The paper "Analysis MOS Memory Circuits" is a remarkable example of a term paper on information technology. MOS memory circuits have become very popular in the recent past as rapid development is witnessed in the field of Information Communication and Technology. They are particularly applied in electronic devices for instance such as computers, radios, digital cameras, and Television sets among others. However, their use in the aforementioned devices varies depending on the purpose of the application. The reason being MOS memory circuits are categorized either as volatile or non-volatile. This classification is based on the capacity for either of the two to maintain and preserve the information contained in them in case of a power surge and of power blackout (Sze, 2001).
In comparing between the two, the information contained in volatile memories is lost as contrasted to non-volatile memories whereby information/data is preserved (Integrated Circuit Engineering Corporation, 1997). In this regard, the first section of this research essay takes a closer look and discusses various kinds of memory circuits that include Volatile memories – NMOS static RAM, CMOS static RAM, and Dynamic RAM Non-Volatile Memories – ROM, PROM, and EPROM. In the second section, class AB amplifiers are described with respect to their output stages for both Bipolar and MOS transistor circuits. Volatile Memories As earlier mentioned, volatile memories do not have the capacity to retain information/data and they, therefore, require to be supplied with power so as to maintain the storage of such information/data.
Majorly there are two types of volatile memories as discussed below. Dynamic Random Access Memory (DRAM) The DRAM is a kind of RAM with a capacity to store every bit of information/data in an isolated capacitor inside the integrated circuit.
DRAM consists of a storage capacitor and a single MOS transistor as illustrated in the figure below. Figure 1. DRAM Cell Based on the fact that capacitors may leak charge, information/data in it is gradually lost unless, periodically, the charge of the capacitor is refreshed. Due to the process of refreshment, it is referred to as dynamic memory in contrast to Static Random Access Memory and other static memories. Nevertheless, DRAM has a lot of benefits due to its simplicity in terms of structure. First, it requires a single capacitor and a transistor for every bit as compared to the six transistors required in SRAM.
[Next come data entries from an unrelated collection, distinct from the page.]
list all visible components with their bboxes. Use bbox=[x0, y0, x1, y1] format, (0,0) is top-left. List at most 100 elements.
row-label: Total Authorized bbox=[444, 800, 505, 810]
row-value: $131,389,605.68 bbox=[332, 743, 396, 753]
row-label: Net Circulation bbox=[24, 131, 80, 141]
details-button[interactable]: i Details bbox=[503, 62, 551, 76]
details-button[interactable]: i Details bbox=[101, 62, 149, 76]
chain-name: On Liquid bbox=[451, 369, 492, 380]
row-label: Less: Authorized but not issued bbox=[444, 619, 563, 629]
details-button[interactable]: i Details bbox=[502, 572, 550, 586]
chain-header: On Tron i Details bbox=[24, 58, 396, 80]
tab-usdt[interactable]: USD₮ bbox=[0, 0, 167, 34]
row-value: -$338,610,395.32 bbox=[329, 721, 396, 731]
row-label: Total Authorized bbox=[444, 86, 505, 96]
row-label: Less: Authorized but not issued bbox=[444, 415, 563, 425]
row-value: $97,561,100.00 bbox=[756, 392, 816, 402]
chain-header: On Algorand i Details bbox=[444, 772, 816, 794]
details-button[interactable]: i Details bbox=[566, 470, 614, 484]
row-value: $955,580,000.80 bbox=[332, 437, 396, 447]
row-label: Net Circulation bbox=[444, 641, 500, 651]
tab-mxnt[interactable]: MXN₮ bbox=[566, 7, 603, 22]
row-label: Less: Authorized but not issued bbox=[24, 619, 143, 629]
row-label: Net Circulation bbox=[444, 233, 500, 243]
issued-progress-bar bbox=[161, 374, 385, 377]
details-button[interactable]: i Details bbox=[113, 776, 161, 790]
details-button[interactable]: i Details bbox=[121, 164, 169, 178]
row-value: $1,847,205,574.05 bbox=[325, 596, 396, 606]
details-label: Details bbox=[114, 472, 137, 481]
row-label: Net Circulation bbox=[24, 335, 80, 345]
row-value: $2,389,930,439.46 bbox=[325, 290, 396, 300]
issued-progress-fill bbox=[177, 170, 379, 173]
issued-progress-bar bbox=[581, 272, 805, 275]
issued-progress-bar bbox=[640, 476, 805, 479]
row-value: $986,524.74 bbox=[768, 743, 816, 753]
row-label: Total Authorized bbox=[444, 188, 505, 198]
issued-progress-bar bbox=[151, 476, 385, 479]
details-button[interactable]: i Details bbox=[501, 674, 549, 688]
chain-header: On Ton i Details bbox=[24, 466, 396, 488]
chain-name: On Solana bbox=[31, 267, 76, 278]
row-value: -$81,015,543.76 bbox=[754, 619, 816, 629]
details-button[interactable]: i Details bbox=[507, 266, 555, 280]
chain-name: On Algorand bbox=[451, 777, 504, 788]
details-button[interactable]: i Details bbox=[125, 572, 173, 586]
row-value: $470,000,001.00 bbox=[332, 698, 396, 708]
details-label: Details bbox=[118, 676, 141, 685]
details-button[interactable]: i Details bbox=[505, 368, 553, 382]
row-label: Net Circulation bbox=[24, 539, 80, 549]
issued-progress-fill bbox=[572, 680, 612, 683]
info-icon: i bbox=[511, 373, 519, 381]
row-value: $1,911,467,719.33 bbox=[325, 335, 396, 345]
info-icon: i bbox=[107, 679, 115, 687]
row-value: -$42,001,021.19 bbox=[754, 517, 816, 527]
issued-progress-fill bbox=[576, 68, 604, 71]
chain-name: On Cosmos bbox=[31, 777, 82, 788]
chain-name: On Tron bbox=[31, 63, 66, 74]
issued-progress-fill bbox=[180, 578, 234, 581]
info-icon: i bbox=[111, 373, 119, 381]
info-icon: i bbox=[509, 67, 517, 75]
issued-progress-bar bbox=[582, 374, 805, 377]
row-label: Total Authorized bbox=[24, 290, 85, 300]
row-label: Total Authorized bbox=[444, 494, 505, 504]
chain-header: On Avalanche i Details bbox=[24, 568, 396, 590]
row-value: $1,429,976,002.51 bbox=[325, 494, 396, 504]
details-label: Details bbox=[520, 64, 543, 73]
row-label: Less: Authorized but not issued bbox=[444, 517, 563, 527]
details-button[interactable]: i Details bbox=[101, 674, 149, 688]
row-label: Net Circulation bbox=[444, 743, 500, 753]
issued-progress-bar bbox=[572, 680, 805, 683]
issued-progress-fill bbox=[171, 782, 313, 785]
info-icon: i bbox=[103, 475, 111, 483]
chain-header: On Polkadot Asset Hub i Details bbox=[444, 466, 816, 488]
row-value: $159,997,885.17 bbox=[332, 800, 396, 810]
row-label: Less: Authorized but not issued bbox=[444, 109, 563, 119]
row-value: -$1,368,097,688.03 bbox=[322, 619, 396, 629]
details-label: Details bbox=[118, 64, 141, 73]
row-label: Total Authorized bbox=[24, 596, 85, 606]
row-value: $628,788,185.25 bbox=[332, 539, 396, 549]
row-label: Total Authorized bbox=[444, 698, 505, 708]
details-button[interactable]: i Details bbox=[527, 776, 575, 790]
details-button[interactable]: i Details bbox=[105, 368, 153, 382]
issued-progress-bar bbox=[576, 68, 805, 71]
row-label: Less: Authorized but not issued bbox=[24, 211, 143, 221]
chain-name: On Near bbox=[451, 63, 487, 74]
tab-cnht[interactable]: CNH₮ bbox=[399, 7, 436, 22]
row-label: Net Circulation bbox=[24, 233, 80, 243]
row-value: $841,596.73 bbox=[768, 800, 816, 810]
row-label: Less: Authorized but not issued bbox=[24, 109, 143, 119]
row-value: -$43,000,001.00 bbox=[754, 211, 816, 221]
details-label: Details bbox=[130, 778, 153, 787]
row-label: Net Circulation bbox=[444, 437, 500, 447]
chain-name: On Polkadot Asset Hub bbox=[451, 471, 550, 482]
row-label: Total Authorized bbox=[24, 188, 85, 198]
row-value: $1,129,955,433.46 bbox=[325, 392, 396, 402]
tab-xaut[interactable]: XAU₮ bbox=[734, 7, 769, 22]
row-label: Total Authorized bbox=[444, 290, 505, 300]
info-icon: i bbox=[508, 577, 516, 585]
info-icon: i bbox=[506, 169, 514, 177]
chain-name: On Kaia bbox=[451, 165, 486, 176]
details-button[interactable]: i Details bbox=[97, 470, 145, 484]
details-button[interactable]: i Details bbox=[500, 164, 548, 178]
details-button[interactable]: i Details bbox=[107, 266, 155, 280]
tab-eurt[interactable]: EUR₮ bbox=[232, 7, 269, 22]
As such, this enables DRAM to attain a very high density. Secondly, as opposed to flash memory, DRAM is volatile in that data is lost when the power supply is cut off. Third, the capacitors and transistors used are exceptionally small and several million pieces can be put together in one memory chip (Integrated Circuit Engineering Corporation, 1997). Performance of DRAM In terms of the arrangement, DRAM has a single transistor and a capacitor per cell put in a square array.
This is illustrated in the figure below. Figure 2. DRAM Performance In the above figure, the cells are arranged in a 4x4 array and each row is connected by long lines that are referred to as word lines. In every column, there is a pair of bit lines with each one of them being connected to each storage cell within the column. They are usually referred to as positive and negative bit lines. In the case of a sense amplifier, there are usually two cross-connected inverters in between the bit lines.
This means that the first inverter is usually linked from the positive bit line to the negative bit line whereas the second inverter is linked form the negative bit line to the positive bit line. Such is an illustration of positive feedback but the arrangement is stable only with a single bit-line high as well as a single bit-line low.